Je n'avais au départ pas l'intention d'attaquer des personnes mais je dois dire qu'à la lecture de Sud Ouest mardi, mon sang n'a fait qu'un tour. Le candidat de l'UMP se réjouit de notre score, certes modeste, j'en conviens, en disant qu'il est une bonne nouvelle pour les agriculteurs. Autrement dit, les écologistes seraient les ennemis de l'agriculture et des agriculteurs.
Alors, soit M. d'Amécourt est mal informé sur la question, soit il est aveuglé par la mauvaise foi car, qui est responsable du malheur des agriculteurs aujourd'hui ?
Quand les paysans sont les premières victimes des produits chimiques qu'ils manipulent, quand les cancers de la vessie explosent chez les viticulteurs, quand les céréaliers sont victimes de stérilité en raison de l'usage des pesticides, quel est le modèle de développement qui provoque toutes ces maladies, sinon le modèle productiviste de l'agriculture intensive dont les néo-libéraux sont les farouches partisans ?

Pour expliquer en quoi tous les problèmes, économiques, sociaux et écologiques, sont liés, je voudrais prendre l'exemple du volailler Doux, qui entraîne aujourd'hui dans sa faillite 800 éleveurs.

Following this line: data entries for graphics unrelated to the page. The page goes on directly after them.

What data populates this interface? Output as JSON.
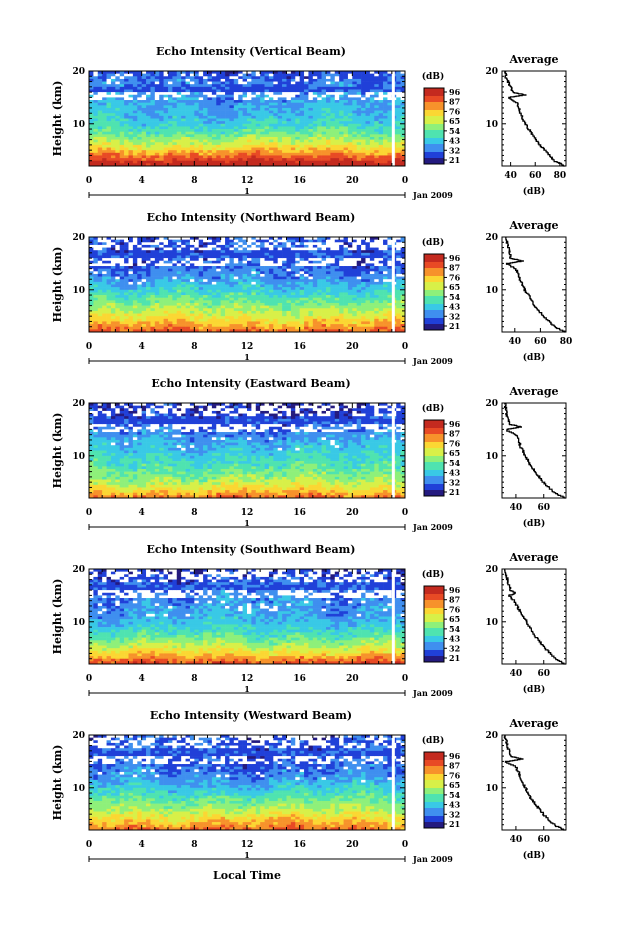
{
  "bottom_xlabel": "Local Time",
  "colorbar": {
    "unit": "(dB)",
    "tick_labels": [
      "96",
      "87",
      "76",
      "65",
      "54",
      "43",
      "32",
      "21"
    ],
    "range": [
      21,
      96
    ],
    "colormap": [
      "#241a7f",
      "#2040d8",
      "#3f8fef",
      "#39c9e6",
      "#4fe3b0",
      "#8ef07a",
      "#d8f048",
      "#fbd733",
      "#f7922b",
      "#e84a25",
      "#c42a1f"
    ]
  },
  "chart_data": [
    {
      "type": "heatmap",
      "title": "Echo Intensity (Vertical Beam)",
      "ylabel": "Height (km)",
      "xlabel": "",
      "x_tick_labels": [
        "0",
        "4",
        "8",
        "12",
        "16",
        "20",
        "0"
      ],
      "y_tick_labels": [
        "10",
        "20"
      ],
      "xlim": [
        0,
        24
      ],
      "ylim": [
        2,
        20
      ],
      "date_marker": "1",
      "date_label": "Jan 2009",
      "z_range": [
        21,
        96
      ],
      "profile": {
        "title": "Average",
        "xlabel": "(dB)",
        "x_tick_labels": [
          "40",
          "60",
          "80"
        ],
        "xlim": [
          33,
          85
        ],
        "x_ticks": [
          40,
          60,
          80
        ],
        "heights": [
          2,
          3,
          4,
          5,
          6,
          7,
          8,
          9,
          10,
          11,
          12,
          13,
          14,
          15,
          15.5,
          16,
          17,
          18,
          19,
          20
        ],
        "values": [
          85,
          76,
          72,
          68,
          64,
          61,
          58,
          55,
          52,
          50,
          48,
          47,
          45,
          38,
          52,
          42,
          40,
          38,
          36,
          36
        ]
      }
    },
    {
      "type": "heatmap",
      "title": "Echo Intensity (Northward Beam)",
      "ylabel": "Height (km)",
      "xlabel": "",
      "x_tick_labels": [
        "0",
        "4",
        "8",
        "12",
        "16",
        "20",
        "0"
      ],
      "y_tick_labels": [
        "10",
        "20"
      ],
      "xlim": [
        0,
        24
      ],
      "ylim": [
        2,
        20
      ],
      "date_marker": "1",
      "date_label": "Jan 2009",
      "z_range": [
        21,
        96
      ],
      "profile": {
        "title": "Average",
        "xlabel": "(dB)",
        "x_tick_labels": [
          "40",
          "60",
          "80"
        ],
        "xlim": [
          30,
          80
        ],
        "x_ticks": [
          40,
          60,
          80
        ],
        "heights": [
          2,
          3,
          4,
          5,
          6,
          7,
          8,
          9,
          10,
          11,
          12,
          13,
          14,
          15,
          15.5,
          16,
          17,
          18,
          19,
          20
        ],
        "values": [
          80,
          72,
          67,
          63,
          59,
          56,
          53,
          51,
          48,
          46,
          44,
          43,
          41,
          34,
          46,
          37,
          36,
          35,
          34,
          33
        ]
      }
    },
    {
      "type": "heatmap",
      "title": "Echo Intensity (Eastward Beam)",
      "ylabel": "Height (km)",
      "xlabel": "",
      "x_tick_labels": [
        "0",
        "4",
        "8",
        "12",
        "16",
        "20",
        "0"
      ],
      "y_tick_labels": [
        "10",
        "20"
      ],
      "xlim": [
        0,
        24
      ],
      "ylim": [
        2,
        20
      ],
      "date_marker": "1",
      "date_label": "Jan 2009",
      "z_range": [
        21,
        96
      ],
      "profile": {
        "title": "Average",
        "xlabel": "(dB)",
        "x_tick_labels": [
          "40",
          "60"
        ],
        "xlim": [
          30,
          76
        ],
        "x_ticks": [
          40,
          60
        ],
        "heights": [
          2,
          3,
          4,
          5,
          6,
          7,
          8,
          9,
          10,
          11,
          12,
          13,
          14,
          15,
          15.5,
          16,
          17,
          18,
          19,
          20
        ],
        "values": [
          76,
          68,
          64,
          60,
          57,
          54,
          51,
          49,
          47,
          45,
          43,
          42,
          40,
          33,
          44,
          36,
          35,
          33,
          33,
          32
        ]
      }
    },
    {
      "type": "heatmap",
      "title": "Echo Intensity (Southward Beam)",
      "ylabel": "Height (km)",
      "xlabel": "",
      "x_tick_labels": [
        "0",
        "4",
        "8",
        "12",
        "16",
        "20",
        "0"
      ],
      "y_tick_labels": [
        "10",
        "20"
      ],
      "xlim": [
        0,
        24
      ],
      "ylim": [
        2,
        20
      ],
      "date_marker": "1",
      "date_label": "Jan 2009",
      "z_range": [
        21,
        96
      ],
      "profile": {
        "title": "Average",
        "xlabel": "(dB)",
        "x_tick_labels": [
          "40",
          "60"
        ],
        "xlim": [
          30,
          76
        ],
        "x_ticks": [
          40,
          60
        ],
        "heights": [
          2,
          3,
          4,
          5,
          6,
          7,
          8,
          9,
          10,
          11,
          12,
          13,
          14,
          15,
          15.5,
          16,
          17,
          18,
          19,
          20
        ],
        "values": [
          76,
          69,
          65,
          61,
          58,
          55,
          52,
          50,
          48,
          45,
          43,
          41,
          39,
          35,
          40,
          36,
          35,
          34,
          33,
          32
        ]
      }
    },
    {
      "type": "heatmap",
      "title": "Echo Intensity (Westward Beam)",
      "ylabel": "Height (km)",
      "xlabel": "",
      "x_tick_labels": [
        "0",
        "4",
        "8",
        "12",
        "16",
        "20",
        "0"
      ],
      "y_tick_labels": [
        "10",
        "20"
      ],
      "xlim": [
        0,
        24
      ],
      "ylim": [
        2,
        20
      ],
      "date_marker": "1",
      "date_label": "Jan 2009",
      "z_range": [
        21,
        96
      ],
      "profile": {
        "title": "Average",
        "xlabel": "(dB)",
        "x_tick_labels": [
          "40",
          "60"
        ],
        "xlim": [
          30,
          76
        ],
        "x_ticks": [
          40,
          60
        ],
        "heights": [
          2,
          3,
          4,
          5,
          6,
          7,
          8,
          9,
          10,
          11,
          12,
          13,
          14,
          15,
          15.5,
          16,
          17,
          18,
          19,
          20
        ],
        "values": [
          76,
          68,
          64,
          60,
          57,
          54,
          51,
          49,
          47,
          45,
          43,
          42,
          40,
          33,
          45,
          36,
          35,
          34,
          33,
          32
        ]
      }
    }
  ]
}
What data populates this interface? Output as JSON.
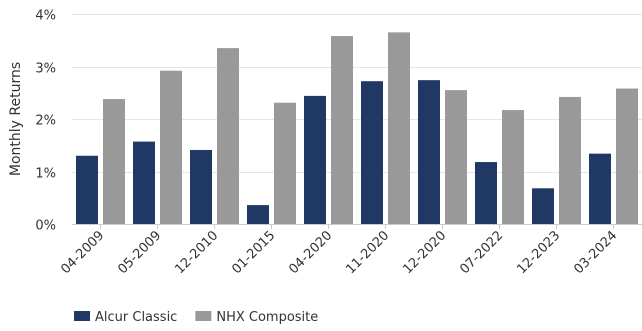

Le groupe Doux a touché des milliards d'euros de subvention de l'Europe depuis 15 ans, dernièrement 56 millions en 2010, 35 millions en 2011, pour produire des poulets élevés en batterie, nourris aux Ogm et vendus congelés dans le monde entier et en inventant un système d'intégration, de l'élevage au plat cuisiné. Dans ce système intensif, l'éleveur n'est qu'un maillon d'une chaîne qui le dépasse : on lui fournit les poussins, les céréales pour les nourrir, il doit se contenter de contrôler au moyen d'ordinateurs la croissance accélérée de poulets qui n'auront de leur courte vie jamais vu un rayon de lumière naturelle ni un brin d'herbe. Dans ce système les éleveurs sont très mal rétribués : 0,197 € par kilo produit pour l'année 2010-2011. Les salariés des unités d'abattage ne sont pas mieux lotis, payés au Smic, sans rémunération de leur petite demi-heure de pause.
Doux exporte massivement au Moyen Orient et en Afrique. Dans ce continent les éleveurs locaux ne peuvent plus supporter la concurrence, cessent leurs activités, désertent les campagnes et affluent vers les mégalopoles où, chômeurs, ils vivent dans des bidonvilles. La nourriture de ces poulets de batterie est composée pour partie de maïs et pour partie de soja transgénique importé du Brésil qui pour les produire déforeste la forêt amazonienne pour le plus grand malheur des Indiens qui y vivent.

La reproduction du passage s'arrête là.